Let me briefly explain the other buttons at the top of the screen in Figure 6, and what information they provide (going from left to right).
- Insight Quality: This button is a measure to show how statistically valid and repeatable the underlying math is.
- Correlated Columns: This button is used to identify relationships between factors, not factors related to the target (in this case, percent discount). For example, if one column is for Marital Status and another is In a Relationship (y/n), these would be highly correlated to each other. This is important to know statistically (but beyond the scope of this article). This feature corrects for this statistical problem automatically, thus giving more accurate results. Correcting for this is normally a very tedious preparation phase done by statisticians.
- Key Influencers: The model’s key influencers are the factors that have the strongest effect on the target.
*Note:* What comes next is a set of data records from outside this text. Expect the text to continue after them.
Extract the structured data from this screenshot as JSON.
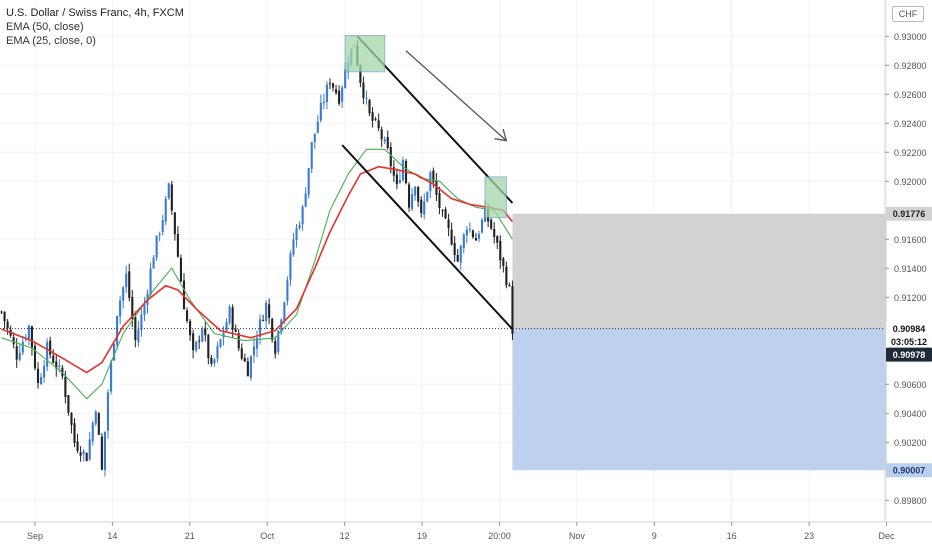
{
  "legend": {
    "title": "U.S. Dollar / Swiss Franc, 4h, FXCM",
    "ema50": "EMA (50, close)",
    "ema25": "EMA (25, close, 0)"
  },
  "currency_badge": "CHF",
  "colors": {
    "up": "#3a7bd5",
    "down": "#222222",
    "ema50": "#4caf50",
    "ema25": "#e8302a",
    "target_zone": "#b9cfee",
    "stop_zone": "#d0d0d0",
    "supply_box": "#a5d6a7",
    "channel": "#111111"
  },
  "chart_data": {
    "type": "candlestick",
    "symbol": "USDCHF",
    "timeframe": "4h",
    "source": "FXCM",
    "y_axis": {
      "ticks": [
        "0.93000",
        "0.92800",
        "0.92600",
        "0.92400",
        "0.92200",
        "0.92000",
        "0.91600",
        "0.91400",
        "0.91200",
        "0.90600",
        "0.90400",
        "0.90200",
        "0.89800"
      ],
      "range": [
        0.8965,
        0.9325
      ]
    },
    "x_axis": {
      "ticks": [
        "Sep",
        "14",
        "21",
        "Oct",
        "12",
        "19",
        "20:00",
        "Nov",
        "9",
        "16",
        "23",
        "Dec"
      ]
    },
    "price_labels": {
      "stop": "0.91776",
      "entry": "0.90984",
      "countdown": "03:05:12",
      "current": "0.90978",
      "target": "0.90007"
    },
    "levels": {
      "stop": 0.91776,
      "entry": 0.90984,
      "current": 0.90978,
      "target": 0.90007
    },
    "price_path": [
      [
        0,
        0.911
      ],
      [
        5,
        0.908
      ],
      [
        9,
        0.91
      ],
      [
        12,
        0.906
      ],
      [
        15,
        0.9085
      ],
      [
        20,
        0.9065
      ],
      [
        24,
        0.902
      ],
      [
        28,
        0.901
      ],
      [
        31,
        0.9045
      ],
      [
        33,
        0.9
      ],
      [
        35,
        0.9055
      ],
      [
        38,
        0.911
      ],
      [
        41,
        0.9135
      ],
      [
        44,
        0.909
      ],
      [
        47,
        0.9115
      ],
      [
        50,
        0.915
      ],
      [
        53,
        0.9175
      ],
      [
        55,
        0.9195
      ],
      [
        57,
        0.9165
      ],
      [
        60,
        0.9115
      ],
      [
        63,
        0.908
      ],
      [
        66,
        0.91
      ],
      [
        69,
        0.907
      ],
      [
        72,
        0.909
      ],
      [
        75,
        0.911
      ],
      [
        78,
        0.9085
      ],
      [
        81,
        0.907
      ],
      [
        84,
        0.9095
      ],
      [
        87,
        0.9115
      ],
      [
        90,
        0.9085
      ],
      [
        93,
        0.912
      ],
      [
        96,
        0.916
      ],
      [
        99,
        0.918
      ],
      [
        102,
        0.9225
      ],
      [
        105,
        0.925
      ],
      [
        108,
        0.927
      ],
      [
        111,
        0.9258
      ],
      [
        114,
        0.9285
      ],
      [
        116,
        0.9295
      ],
      [
        118,
        0.927
      ],
      [
        121,
        0.9245
      ],
      [
        124,
        0.9235
      ],
      [
        127,
        0.922
      ],
      [
        130,
        0.9195
      ],
      [
        132,
        0.9215
      ],
      [
        134,
        0.9185
      ],
      [
        136,
        0.92
      ],
      [
        138,
        0.9175
      ],
      [
        141,
        0.9205
      ],
      [
        143,
        0.919
      ],
      [
        145,
        0.9175
      ],
      [
        148,
        0.916
      ],
      [
        150,
        0.9145
      ],
      [
        153,
        0.917
      ],
      [
        156,
        0.916
      ],
      [
        159,
        0.9178
      ],
      [
        161,
        0.9168
      ],
      [
        163,
        0.9155
      ],
      [
        165,
        0.914
      ],
      [
        167,
        0.9125
      ],
      [
        168,
        0.9098
      ]
    ],
    "ema50_path": [
      [
        0,
        0.9092
      ],
      [
        10,
        0.9085
      ],
      [
        20,
        0.9068
      ],
      [
        28,
        0.905
      ],
      [
        33,
        0.906
      ],
      [
        40,
        0.9095
      ],
      [
        50,
        0.9125
      ],
      [
        56,
        0.914
      ],
      [
        62,
        0.9118
      ],
      [
        70,
        0.9095
      ],
      [
        80,
        0.909
      ],
      [
        90,
        0.9092
      ],
      [
        97,
        0.9108
      ],
      [
        103,
        0.9145
      ],
      [
        108,
        0.918
      ],
      [
        114,
        0.9205
      ],
      [
        120,
        0.9222
      ],
      [
        126,
        0.9222
      ],
      [
        132,
        0.921
      ],
      [
        138,
        0.9202
      ],
      [
        144,
        0.92
      ],
      [
        150,
        0.9188
      ],
      [
        156,
        0.9182
      ],
      [
        162,
        0.918
      ],
      [
        168,
        0.916
      ]
    ],
    "ema25_path": [
      [
        0,
        0.9098
      ],
      [
        10,
        0.909
      ],
      [
        20,
        0.9078
      ],
      [
        28,
        0.9068
      ],
      [
        33,
        0.9075
      ],
      [
        40,
        0.91
      ],
      [
        48,
        0.9118
      ],
      [
        54,
        0.9128
      ],
      [
        58,
        0.9125
      ],
      [
        64,
        0.9112
      ],
      [
        72,
        0.9097
      ],
      [
        82,
        0.9092
      ],
      [
        90,
        0.9097
      ],
      [
        97,
        0.9112
      ],
      [
        103,
        0.914
      ],
      [
        108,
        0.9165
      ],
      [
        114,
        0.919
      ],
      [
        118,
        0.9205
      ],
      [
        124,
        0.921
      ],
      [
        130,
        0.9208
      ],
      [
        136,
        0.9205
      ],
      [
        142,
        0.9198
      ],
      [
        148,
        0.9188
      ],
      [
        154,
        0.9184
      ],
      [
        160,
        0.9182
      ],
      [
        165,
        0.918
      ],
      [
        168,
        0.9172
      ]
    ],
    "trendlines": [
      [
        [
          112,
          0.9225
        ],
        [
          168,
          0.9098
        ]
      ],
      [
        [
          117,
          0.93
        ],
        [
          168,
          0.9185
        ]
      ],
      [
        [
          133,
          0.929
        ],
        [
          166,
          0.9228
        ]
      ]
    ],
    "boxes": [
      [
        [
          113,
          0.93005
        ],
        [
          126,
          0.92755
        ]
      ],
      [
        [
          159,
          0.9203
        ],
        [
          166,
          0.9175
        ]
      ]
    ],
    "position_box": {
      "x_start": 168,
      "x_end": 291
    },
    "extent": {
      "bars": 291
    }
  }
}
For example, you might suspect that a column named Last Name of SalesRep has nothing to do with the percent discount and you would most likely be correct, as it would not be included in the list of key influencers.
The Predictive Time-Series Forecasting Feature
Now that you know a bit about the guided machine discovery tool, the next feature to explore is the time-series forecasting feature. This data-mining algorithm performs a predictive forecast under the covers (again using an algorithm in SAP HANA’s APL as shown in Figure 1). This time it is an APL time-series algorithm.
Time-series algorithms analyze a measure over time and create a forecast for this measure considering seasonal and trend factors. A prerequisite for using this technique is to have a planning model in place with a private forecast version.
In this example, I clicked the version-management icon (boxed in red in Figure 9) and copied a public forecast version to meet these prerequisites. To do this, after you click the version-management icon, click the copy icon next to the forecast version (highlighted by the top red arrow). This action opens the pop-up box in the figure in which you provide a name for your new private version that stores the results of the time-series forecast. Click the OK button in the pop-up, and the resulting new version appears on the bottom right (in this case, TIME_SERIES_FORECAST).
(Note: Private versions of the data are not visible to others unless they are later shared publicly.)
Create a private version of a time-series forecast
Now that you have set up the private version of your time-series forecast, the next step is to create a table with new settings, as shown in Figure 10. The table is needed to see the details of the generated forecast values. In addition, you can see these forecast values in relationship to the actual values. Thus, the options need to be set as identified with the arrows pointing to the right in Figure 9.
Table settings for the private version time-series forecast
The next step is optional, but I explain it so that you can compare your expected values of sales in the future versus values that the forecast algorithm generates later. To do this, you need to do some guesswork. Manually enter some estimated forecast values in the table, such as the 40.00 value shown in Figure 11. If you save the data, you submit (save) an estimate that is visible to anyone else who views this story.
Manually enter the new time-series forecast number for the private version
Now let’s see if using a predictive time-series algorithm generates a more scientific estimate. Click the forecast icon in Figure 12 to execute the predictive forecast. In the Set Predictive Forecast pop-up screen that opens, make your settings for the forecast (by Month, Day, Year, and so forth) and select the From and To dates. Enter any past periods or reference periods, if required. Once you’ve made your settings, click the Preview button to see the results.
Predictive forecast settings (accessed via the time series icon)
The screen in Figure 12 shows the basics of what level of granularity should be used to generate the forecast, in this case, what months should be predicted (2016.10 to 2016.12). In addition, the data back to 2015.01 is used as the basis for the calculation. The Reference Period shows you the date of the last actual data that is used to forecast the future values.
Once you’ve made your settings in Figure 12 and click the Preview button, the screen in Figure 13 opens. Here you can review what the algorithm suggests as better values, or at least more scientific ones.
The preview of the forecast values
As you can see, the algorithm predicted a much lower value in November than the manually entered values suggested, and a higher value in October. If you like these numbers better than the ones you entered manually in Figure 11, click the OK button to use these. This action opens the new table of data in Figure 14 that includes the results of these forecast values in the story.
The new data is added from the approved forecast preview